Gillian Goddard: Yes, this is true. but I think this is an important point where we need to talk about the idea that not all stress is bad. So, I think when we talk about stress and when the internet is talking to us about stress and how we have to fix our stress, the assumption is that all stress is bad and there's good data to show that that is not true. So, in fact, too little stress is not good for our brains and too much stress is not good for our brains. But low to moderate stress often in like bursts is actually quite good for our brains and is really important for maintaining our cognitive wiring and keeping our brains sharp and functioning. So, there's a study called the Human Connectome Project and they have done a lot of studies on stress and things like working memory and cognitive function. And what they have found is that both no stress and high stress lead to poor performance. So, our brains don't function well cognitively when we have zero stress. And they don't function well cognitively when we have high stress, but they function really well in that sort of low to moderate stress level. So, I'm thinking about like my kid going to take the SAT and getting his best score ever on the day of the actual test because of the increased stress and pressure of knowing that this was the actual test. Or someone who PRs [sets a personal record] in a race because, you know, this is the actual race and they've got those stress hormones pumping and that allows them to run faster. Giving a presentation at work or like a talk where you really are on your game and you're thinking quickly as people are asking you questions because there's just a little bit of stress in that situation.

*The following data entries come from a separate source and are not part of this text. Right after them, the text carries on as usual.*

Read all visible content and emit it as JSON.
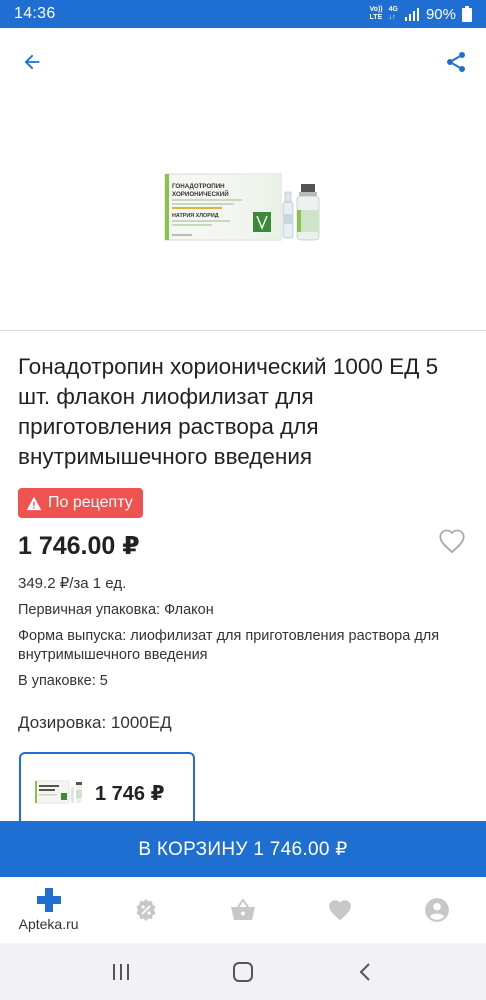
{
  "status_bar": {
    "time": "14:36",
    "net_top": "Vo))",
    "net_bottom": "LTE",
    "net_type": "4G",
    "battery": "90%"
  },
  "header": {
    "back_icon": "arrow-left-icon",
    "share_icon": "share-icon"
  },
  "product_image": {
    "box_title_1": "ГОНАДОТРОПИН",
    "box_title_2": "ХОРИОНИЧЕСКИЙ",
    "box_line_3": "НАТРИЯ ХЛОРИД"
  },
  "product": {
    "title": "Гонадотропин хорионический 1000 ЕД 5 шт. флакон лиофилизат для приготовления раствора для внутримышечного введения",
    "rx_badge": "По рецепту",
    "price": "1 746.00 ₽",
    "unit_price": "349.2 ₽/за 1 ед.",
    "primary_pack": "Первичная упаковка: Флакон",
    "release_form": "Форма выпуска: лиофилизат для приготовления раствора для внутримышечного введения",
    "in_pack": "В упаковке: 5",
    "dosage": "Дозировка: 1000ЕД"
  },
  "variant": {
    "price": "1 746 ₽"
  },
  "cart_button": {
    "label": "В КОРЗИНУ 1 746.00 ₽"
  },
  "bottom_nav": {
    "items": [
      {
        "label": "Apteka.ru",
        "icon": "plus-cross-icon"
      },
      {
        "label": "",
        "icon": "discount-badge-icon"
      },
      {
        "label": "",
        "icon": "basket-icon"
      },
      {
        "label": "",
        "icon": "heart-icon"
      },
      {
        "label": "",
        "icon": "account-icon"
      }
    ]
  },
  "colors": {
    "primary": "#1f6fd2",
    "rx_badge": "#ef5350",
    "nav_icon_inactive": "#c7c7c7"
  }
}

Erin Stein: I was going to ask, what is a little bit? I mean does anyone lead a life with zero stress? I think that would be pretty rare.
Gillian Goddard: No, but I would say that there are probably situations in which people avoid the short but moderately stressful situation because it can be uncomfortable.
Erin Stein: Sure, I think we should also just pause and separate stress from anxiety if that's possible because, like thinking about right before a presentation, I personally will get super nervous about it right before the presentation. Like I'm fine, I'm fine, I'm fine. And then it's like an hour before and I'm getting ready and I start to, you know, freak out. Like, my gosh, I'm so nervous.
Gillian Goddard: Mm-hmm.
Erin Stein: I need to have all my prep stuff and I get what I would describe as anxious, but also could be described as stress. Is there a difference? What is the difference?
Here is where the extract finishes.